Pansy and Baby Petunia
Pansy is still quite suspicious of humans. When we bring strangers into the goat yard, she shies away, but if it's just us, she always comes over for a little affection. So far, we have let the moms raise their kids (this year, since we are transitioning into being a business, we'll be bottle-feeding), and Pansy is a very protective mother. Both of her daughters, Petunia and Peony, inherited their mother's craziness, to some degree. Petunia, though, as a young adult, has absorbed the culture of the farm, and has become cooperative and fairly friendly; we expect little Peony will too.
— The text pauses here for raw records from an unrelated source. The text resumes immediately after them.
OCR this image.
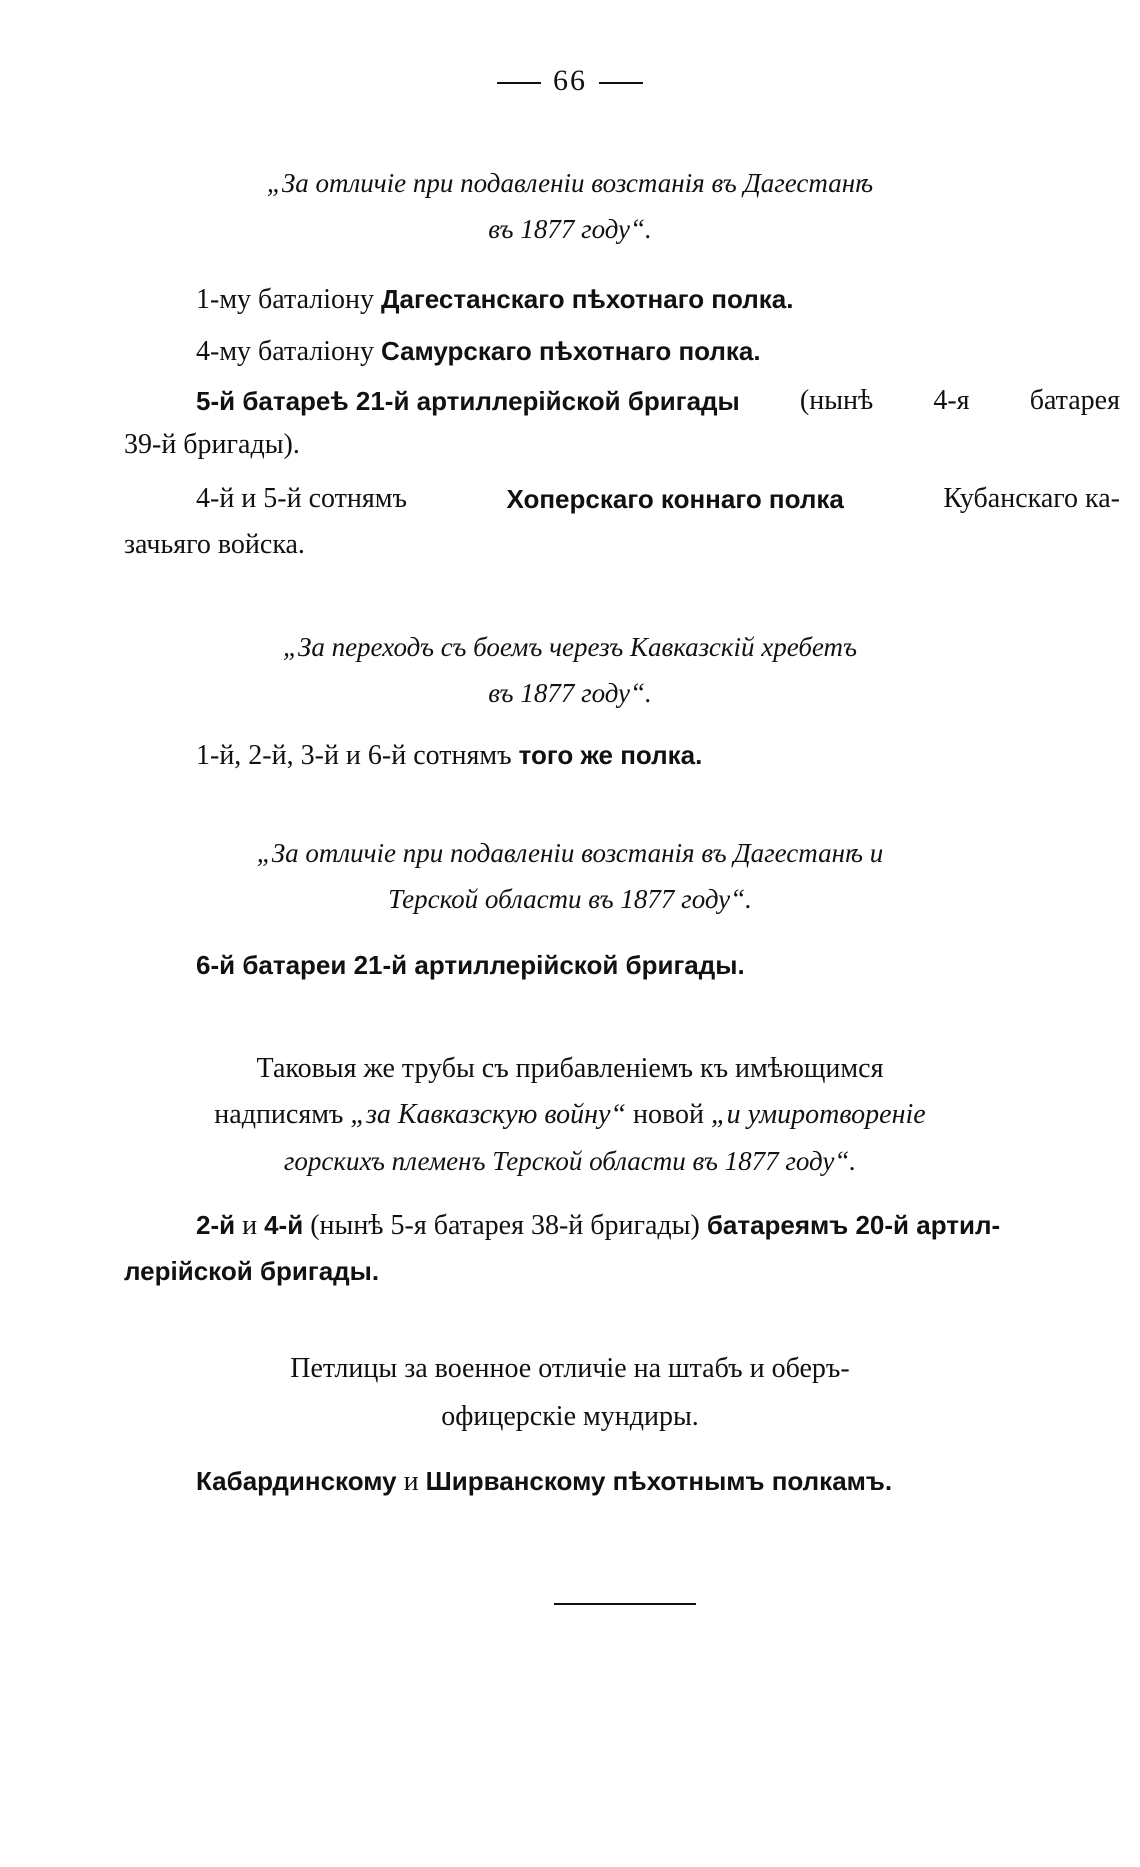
66
„За отличіе при подавленіи возстанія въ Дагестанѣ
въ 1877 году“.
1-му баталіону Дагестанскаго пѣхотнаго полка.
4-му баталіону Самурскаго пѣхотнаго полка.
5-й батареѣ 21-й артиллерійской бригады (нынѣ 4-я батарея
39-й бригады).
4-й и 5-й сотнямъ	Хоперскаго коннаго полка	Кубанскаго ка-
зачьяго войска.
„За переходъ съ боемъ черезъ Кавказскій хребетъ
въ 1877 году“.
1-й, 2-й, 3-й и 6-й сотнямъ того же полка.
„За отличіе при подавленіи возстанія въ Дагестанѣ и
Терской области въ 1877 году“.
6-й батареи 21-й артиллерійской бригады.
Таковыя же трубы съ прибавленіемъ къ имѣющимся
надписямъ „за Кавказскую войну“ новой „и умиротвореніе
горскихъ племенъ Терской области въ 1877 году“.
2-й и 4-й (нынѣ 5-я батарея 38-й бригады) батареямъ 20-й артил-
лерійской бригады.
Петлицы за военное отличіе на штабъ и оберъ-
офицерскіе мундиры.
Кабардинскому и Ширванскому пѣхотнымъ полкамъ.
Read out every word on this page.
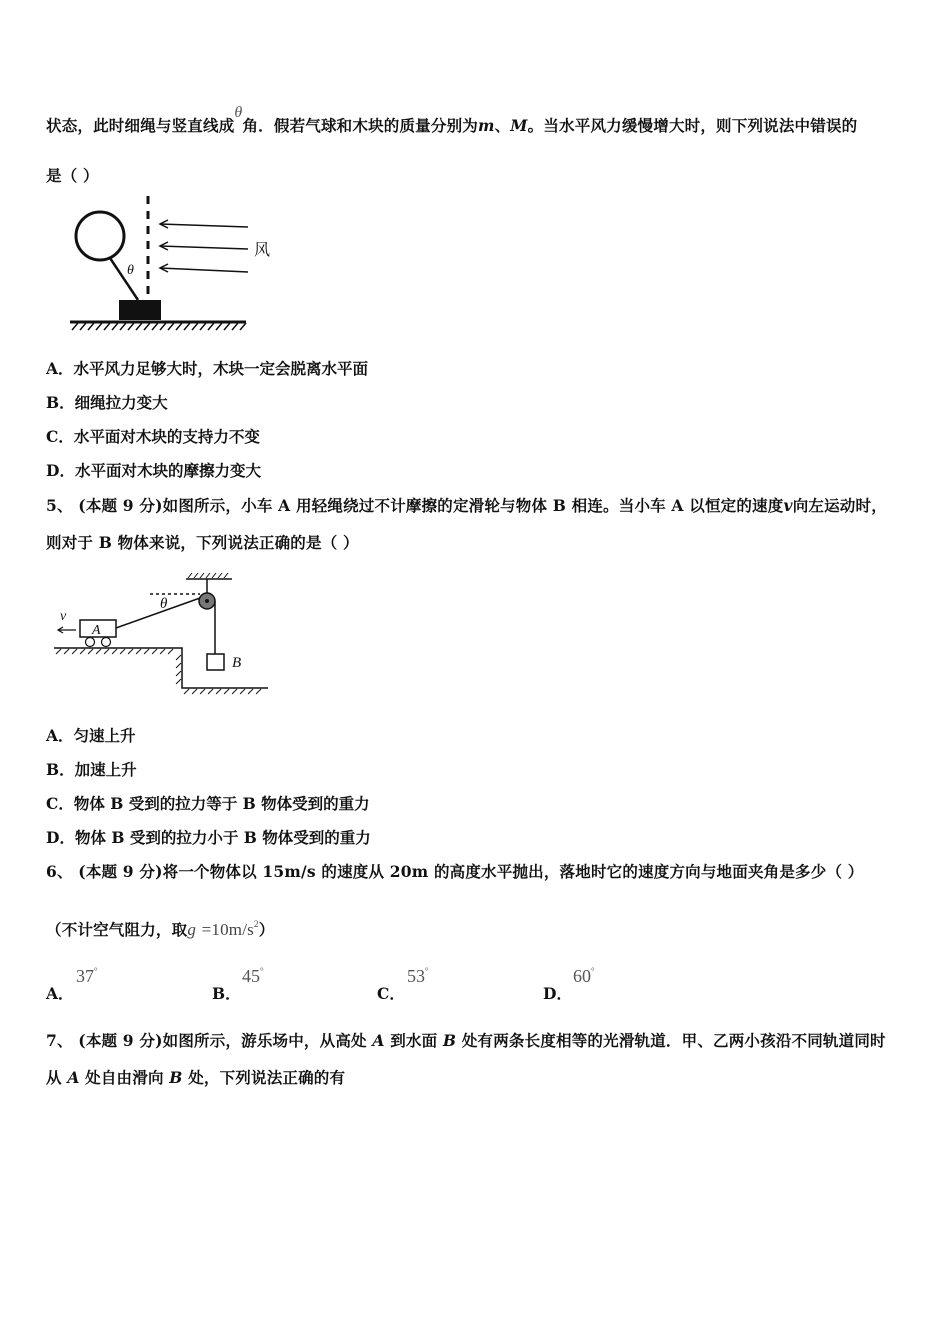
状态，此时细绳与竖直线成θ角．假若气球和木块的质量分别为m、M。当水平风力缓慢增大时，则下列说法中错误的
是（ ）
风
θ
A．水平风力足够大时，木块一定会脱离水平面
B．细绳拉力变大
C．水平面对木块的支持力不变
D．水平面对木块的摩擦力变大
5、 (本题 9 分)如图所示，小车 A 用轻绳绕过不计摩擦的定滑轮与物体 B 相连。当小车 A 以恒定的速度v向左运动时，
则对于 B 物体来说，下列说法正确的是（ ）
θ
B
A
v
A．匀速上升
B．加速上升
C．物体 B 受到的拉力等于 B 物体受到的重力
D．物体 B 受到的拉力小于 B 物体受到的重力
6、 (本题 9 分)将一个物体以 15m/s 的速度从 20m 的高度水平抛出，落地时它的速度方向与地面夹角是多少（ ）
（不计空气阻力，取$g =10m/s^2$）
A．
37°
B．
45°
C．
53°
D．
60°
7、 (本题 9 分)如图所示，游乐场中，从高处 A 到水面 B 处有两条长度相等的光滑轨道．甲、乙两小孩沿不同轨道同时
从 A 处自由滑向 B 处，下列说法正确的有
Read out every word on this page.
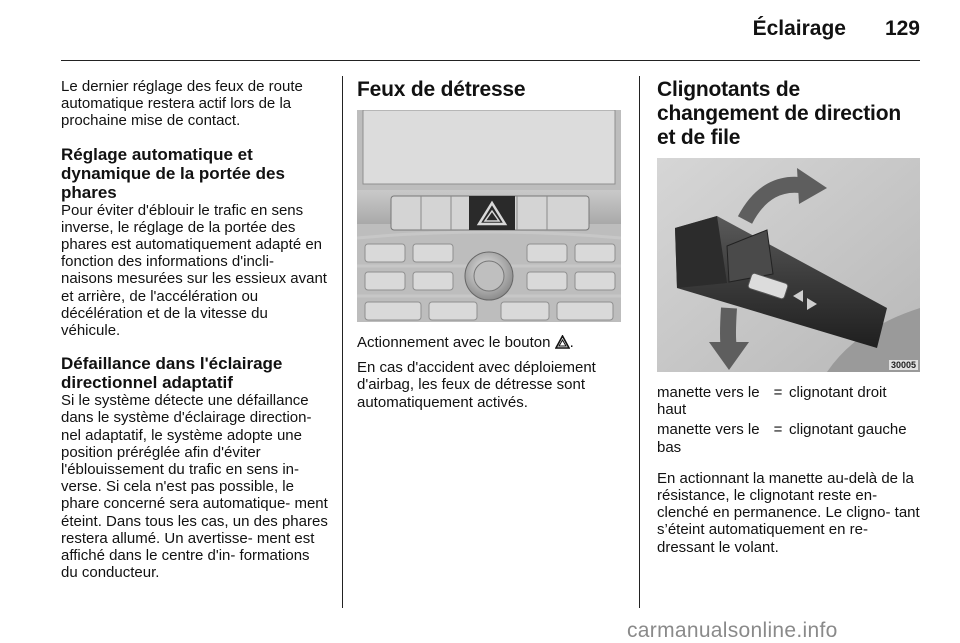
Éclairage 129

Le dernier réglage des feux de route automatique restera actif lors de la prochaine mise de contact.

Réglage automatique et dynamique de la portée des phares

Pour éviter d'éblouir le trafic en sens inverse, le réglage de la portée des phares est automatiquement adapté en fonction des informations d'incli- naisons mesurées sur les essieux avant et arrière, de l'accélération ou décélération et de la vitesse du véhicule.

Défaillance dans l'éclairage directionnel adaptatif

Si le système détecte une défaillance dans le système d'éclairage direction- nel adaptatif, le système adopte une position préréglée afin d'éviter l'éblouissement du trafic en sens in- verse. Si cela n'est pas possible, le phare concerné sera automatique- ment éteint. Dans tous les cas, un des phares restera allumé. Un avertisse- ment est affiché dans le centre d'in- formations du conducteur.

Feux de détresse

Actionnement avec le bouton .

En cas d'accident avec déploiement d'airbag, les feux de détresse sont automatiquement activés.

Clignotants de changement de direction et de file
30005
manette vers le haut	=	clignotant droit
manette vers le bas	=	clignotant gauche

En actionnant la manette au-delà de la résistance, le clignotant reste en- clenché en permanence. Le cligno- tant s’éteint automatiquement en re- dressant le volant.

carmanualsonline.info
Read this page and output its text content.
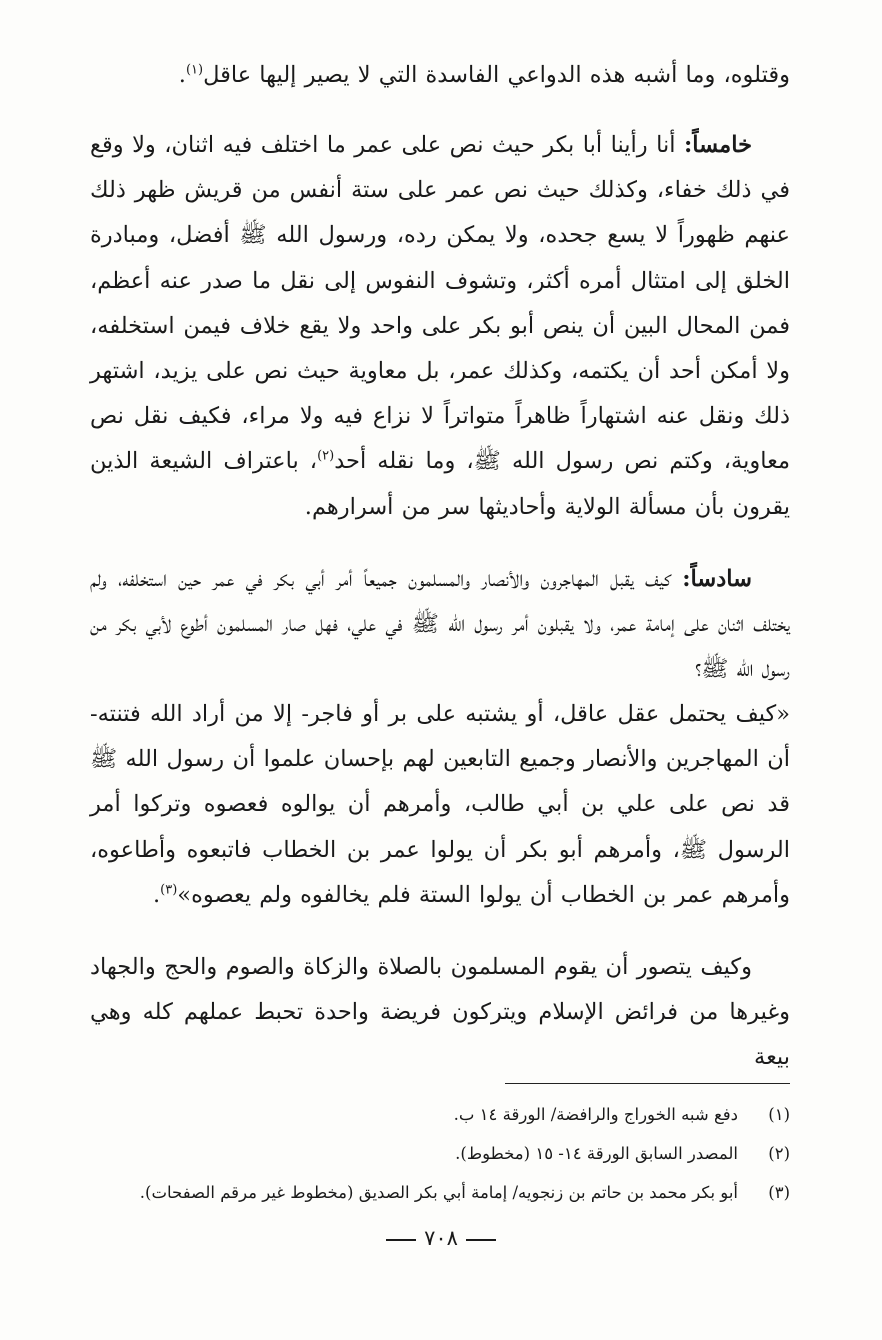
وقتلوه، وما أشبه هذه الدواعي الفاسدة التي لا يصير إليها عاقل$^{(١)}$.
خامساً: أنا رأينا أبا بكر حيث نص على عمر ما اختلف فيه اثنان، ولا وقع في ذلك خفاء، وكذلك حيث نص عمر على ستة أنفس من قريش ظهر ذلك عنهم ظهوراً لا يسع جحده، ولا يمكن رده، ورسول الله ﷺ أفضل، ومبادرة الخلق إلى امتثال أمره أكثر، وتشوف النفوس إلى نقل ما صدر عنه أعظم، فمن المحال البين أن ينص أبو بكر على واحد ولا يقع خلاف فيمن استخلفه، ولا أمكن أحد أن يكتمه، وكذلك عمر، بل معاوية حيث نص على يزيد، اشتهر ذلك ونقل عنه اشتهاراً ظاهراً متواتراً لا نزاع فيه ولا مراء، فكيف نقل نص معاوية، وكتم نص رسول الله ﷺ، وما نقله أحد$^{(٢)}$، باعتراف الشيعة الذين يقرون بأن مسألة الولاية وأحاديثها سر من أسرارهم.
سادساً: كيف يقبل المهاجرون والأنصار والمسلمون جميعاً أمر أبي بكر في عمر حين استخلفه، ولم يختلف اثنان على إمامة عمر، ولا يقبلون أمر رسول الله ﷺ في علي، فهل صار المسلمون أطوع لأبي بكر من رسول الله ﷺ؟
«كيف يحتمل عقل عاقل، أو يشتبه على بر أو فاجر- إلا من أراد الله فتنته- أن المهاجرين والأنصار وجميع التابعين لهم بإحسان علموا أن رسول الله ﷺ قد نص على علي بن أبي طالب، وأمرهم أن يوالوه فعصوه وتركوا أمر الرسول ﷺ، وأمرهم أبو بكر أن يولوا عمر بن الخطاب فاتبعوه وأطاعوه، وأمرهم عمر بن الخطاب أن يولوا الستة فلم يخالفوه ولم يعصوه»$^{(٣)}$.
وكيف يتصور أن يقوم المسلمون بالصلاة والزكاة والصوم والحج والجهاد وغيرها من فرائض الإسلام ويتركون فريضة واحدة تحبط عملهم كله وهي بيعة
(١)
دفع شبه الخوراج والرافضة/ الورقة ١٤ ب.
(٢)
المصدر السابق الورقة ١٤- ١٥ (مخطوط).
(٣)
أبو بكر محمد بن حاتم بن زنجويه/ إمامة أبي بكر الصديق (مخطوط غير مرقم الصفحات).
٧٠٨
Pansy has taught us a lot about patience and love. She is a connection to the wildness of these creatures with whom we live and work. Whenever I see a family of deer grazing in a field, I think of her, and how adaptable animals can be.


Goats of Note: Violet

Goats are good fun and great company. Each one of our goats has a very distinctive personality (goatality?), and I suddenly realize, dear readers, that you and the goats have never been properly introduced. This is a glaring oversight for which I apologize, and which I will try to correct in a series of profiles. 

We begin with Violet. Lovely, intelligent, friendly, and assertive, Violet is the herd queen, and one of the first two goats who came to live on our farm. Here she is with her sister Pansy (the subject of the next profile) soon after coming to live here in the spring of 2010.
The Early Days
When we adopted Violet and Pansy, they had not been socialized much. They were both really scared of people, but Violet had a natural curiosity that led her closer and closer to us. Soon, she discovered that she loved being petted, and approached us for a nice head rub whenever we came up to the pasture.